Mas, há mais: "Os trabalhadores sentem-se igualmente injustiçados por nunca lhes ter sido explicado como são contabilizadas as horas; e quando contabilizados os totais, não percebem porque são retiradas quantias (apresentadas como subsídios de vários tipos) aos 6,22euros que o trabalhador julgava ser o valor líquido a receber por hora. Enquanto descrevem a situação comprovam o que dizem mostrando os recibos de vencimento" (...) "O contrato prevê um horário flexível, em que o trabalhador é convocado de véspera. Da mesma forma, pode ser dispensado, se a mensagem pretendida pelo patrão for de penalização ou intimidação" (...) "Querem que a gente ande cada vez mais depressa, a colher as bagas com movimentos de braços sem parar. Estão em cima de nós a gritar: "Mais depressa, mais depressa", conta Thapa, também napalês, disposto a protestar" (...) "É muito duro. Estamos a trabalhar num ambiente quente, dentro das estufas, e só podemos beber a água que trazemos de casa. Às vezes por mais de oito ou dez horas. Se bebemos toda a que trazemos, pedimos, mas eles não nos dão, recusam. Se protestamos, chegam a mandar-nos para casa" (...) "Quem não cumpre o objectivo de encher um determinado número de caixas numa hora, ou percorrer uma determinada distância nesse mesmo intervalo, sem deixar uma só baga na árvore, é dispensado para o resto do dia e no seguinte, segundo o testemunho de alguns trabalhadores" (ibidem).

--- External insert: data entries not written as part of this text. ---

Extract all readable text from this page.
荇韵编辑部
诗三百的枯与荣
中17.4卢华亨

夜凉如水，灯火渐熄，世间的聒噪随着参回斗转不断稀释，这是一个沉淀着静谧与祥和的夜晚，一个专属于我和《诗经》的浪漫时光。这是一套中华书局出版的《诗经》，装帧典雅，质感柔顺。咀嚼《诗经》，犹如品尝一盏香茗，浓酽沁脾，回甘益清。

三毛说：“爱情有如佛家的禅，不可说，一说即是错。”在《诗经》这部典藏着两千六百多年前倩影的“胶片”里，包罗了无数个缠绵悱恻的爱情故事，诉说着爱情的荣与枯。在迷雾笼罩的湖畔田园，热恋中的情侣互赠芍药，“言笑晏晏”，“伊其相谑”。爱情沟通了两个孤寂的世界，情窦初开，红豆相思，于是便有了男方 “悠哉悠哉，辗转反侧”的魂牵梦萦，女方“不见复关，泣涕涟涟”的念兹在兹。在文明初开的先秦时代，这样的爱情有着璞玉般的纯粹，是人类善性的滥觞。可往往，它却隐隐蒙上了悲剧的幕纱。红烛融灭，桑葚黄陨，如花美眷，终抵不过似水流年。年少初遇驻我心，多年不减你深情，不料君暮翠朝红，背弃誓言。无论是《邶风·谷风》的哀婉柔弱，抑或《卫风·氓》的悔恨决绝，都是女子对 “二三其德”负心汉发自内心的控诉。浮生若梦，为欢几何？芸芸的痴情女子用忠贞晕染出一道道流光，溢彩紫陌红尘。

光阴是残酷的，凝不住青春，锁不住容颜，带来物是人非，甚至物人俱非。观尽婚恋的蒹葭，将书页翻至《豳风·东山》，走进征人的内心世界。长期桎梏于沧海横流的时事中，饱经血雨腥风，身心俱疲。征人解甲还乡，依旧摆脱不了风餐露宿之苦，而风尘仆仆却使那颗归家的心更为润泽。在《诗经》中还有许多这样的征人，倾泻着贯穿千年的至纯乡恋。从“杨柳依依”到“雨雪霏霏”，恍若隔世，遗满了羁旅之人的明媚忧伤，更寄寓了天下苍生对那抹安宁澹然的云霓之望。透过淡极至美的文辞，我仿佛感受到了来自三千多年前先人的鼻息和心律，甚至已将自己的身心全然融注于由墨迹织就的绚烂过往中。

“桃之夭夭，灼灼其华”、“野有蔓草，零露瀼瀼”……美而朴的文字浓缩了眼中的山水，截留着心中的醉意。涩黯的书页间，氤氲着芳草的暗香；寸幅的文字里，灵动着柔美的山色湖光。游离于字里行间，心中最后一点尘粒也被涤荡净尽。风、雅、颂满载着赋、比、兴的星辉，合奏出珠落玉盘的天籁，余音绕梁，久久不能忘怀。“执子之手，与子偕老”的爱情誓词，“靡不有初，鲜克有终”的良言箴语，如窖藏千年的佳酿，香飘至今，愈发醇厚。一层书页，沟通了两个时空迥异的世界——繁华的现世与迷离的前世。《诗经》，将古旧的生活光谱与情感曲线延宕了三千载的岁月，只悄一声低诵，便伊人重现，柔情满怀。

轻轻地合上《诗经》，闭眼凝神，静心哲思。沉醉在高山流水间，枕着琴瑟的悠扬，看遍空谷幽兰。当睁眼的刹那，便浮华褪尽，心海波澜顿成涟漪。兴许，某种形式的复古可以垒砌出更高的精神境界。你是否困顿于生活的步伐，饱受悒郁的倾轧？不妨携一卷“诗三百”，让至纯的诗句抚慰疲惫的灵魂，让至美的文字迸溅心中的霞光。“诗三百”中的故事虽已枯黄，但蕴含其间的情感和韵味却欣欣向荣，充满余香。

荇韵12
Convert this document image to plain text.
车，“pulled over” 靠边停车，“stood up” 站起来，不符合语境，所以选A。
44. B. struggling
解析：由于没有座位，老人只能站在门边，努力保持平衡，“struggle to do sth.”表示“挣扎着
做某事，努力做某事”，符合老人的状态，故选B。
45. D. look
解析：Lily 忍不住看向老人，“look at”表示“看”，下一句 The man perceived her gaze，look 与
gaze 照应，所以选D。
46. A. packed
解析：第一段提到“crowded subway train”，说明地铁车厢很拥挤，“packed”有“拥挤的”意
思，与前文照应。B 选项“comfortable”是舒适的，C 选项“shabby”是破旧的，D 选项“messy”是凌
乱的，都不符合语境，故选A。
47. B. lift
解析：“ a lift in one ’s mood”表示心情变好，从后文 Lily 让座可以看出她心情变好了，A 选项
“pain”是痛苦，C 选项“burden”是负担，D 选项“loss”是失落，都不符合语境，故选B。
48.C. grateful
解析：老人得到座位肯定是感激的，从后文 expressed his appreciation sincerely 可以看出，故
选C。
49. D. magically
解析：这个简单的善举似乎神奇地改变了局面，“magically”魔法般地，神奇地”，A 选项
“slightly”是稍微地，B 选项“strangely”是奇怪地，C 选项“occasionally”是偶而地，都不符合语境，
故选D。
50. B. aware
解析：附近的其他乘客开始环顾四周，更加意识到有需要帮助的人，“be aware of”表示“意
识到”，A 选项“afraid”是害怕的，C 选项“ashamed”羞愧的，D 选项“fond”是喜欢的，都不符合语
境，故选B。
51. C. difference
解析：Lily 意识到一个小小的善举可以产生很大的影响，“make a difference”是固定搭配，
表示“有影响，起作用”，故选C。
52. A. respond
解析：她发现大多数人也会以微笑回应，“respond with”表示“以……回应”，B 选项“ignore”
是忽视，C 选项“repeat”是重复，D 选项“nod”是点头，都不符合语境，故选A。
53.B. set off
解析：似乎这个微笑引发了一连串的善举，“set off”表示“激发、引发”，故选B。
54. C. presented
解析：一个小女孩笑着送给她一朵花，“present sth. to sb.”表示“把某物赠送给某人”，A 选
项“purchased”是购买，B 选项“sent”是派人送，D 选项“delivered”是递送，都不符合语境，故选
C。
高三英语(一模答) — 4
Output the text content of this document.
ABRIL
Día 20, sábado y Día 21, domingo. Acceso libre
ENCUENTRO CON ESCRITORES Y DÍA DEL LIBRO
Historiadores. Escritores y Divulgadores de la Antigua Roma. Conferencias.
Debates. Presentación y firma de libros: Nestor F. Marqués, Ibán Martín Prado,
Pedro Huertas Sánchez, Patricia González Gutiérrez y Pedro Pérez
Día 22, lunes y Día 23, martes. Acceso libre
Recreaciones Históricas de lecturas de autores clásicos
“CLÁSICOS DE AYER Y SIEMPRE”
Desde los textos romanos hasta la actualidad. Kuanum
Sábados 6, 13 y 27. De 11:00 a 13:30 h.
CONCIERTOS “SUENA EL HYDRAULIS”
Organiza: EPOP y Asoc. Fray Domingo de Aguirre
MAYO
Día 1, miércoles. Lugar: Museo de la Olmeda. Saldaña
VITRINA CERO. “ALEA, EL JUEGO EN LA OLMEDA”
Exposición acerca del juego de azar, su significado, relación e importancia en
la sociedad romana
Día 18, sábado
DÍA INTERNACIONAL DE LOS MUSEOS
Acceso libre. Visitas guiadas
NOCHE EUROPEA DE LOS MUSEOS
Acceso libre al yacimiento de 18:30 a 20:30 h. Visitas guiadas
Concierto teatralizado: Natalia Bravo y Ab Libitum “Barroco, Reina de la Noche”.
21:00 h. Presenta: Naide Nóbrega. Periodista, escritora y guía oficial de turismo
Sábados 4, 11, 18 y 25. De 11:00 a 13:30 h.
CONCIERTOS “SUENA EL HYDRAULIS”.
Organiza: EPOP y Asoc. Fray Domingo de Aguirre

Quem é dispensado, não tem direito a transporte para casa e tem de voltar a pé, muitas vezes quilómetros, até chegarem aos contentores onde a maior parte deles habita durante metade do ano. 

Muito mais haveria para denunciar nesta história, que nos envergonha. Até ao ano passado ninguém "sabia", mas toda a gente convivia bem com esta triste e degradante realidade. Agora, toda a gente sabe e não há desculpas. Nem mesmo a do famigerado ministro Cabrita, ex-responsável pela Administração Interna que supervisionava os actos eleitorais e as autorizações de trabalho concedidas aos migrantes. Portugal, um país de (e)migrantes não pode esquecer e tratar mal os (i)migrantes que fazem o trabalho que nós não queremos fazer. Só denunciando e penalizando estas prática de negreiros, poderemos ter moral para proclamar princípios civilizacionais que devíamos tomar como referência.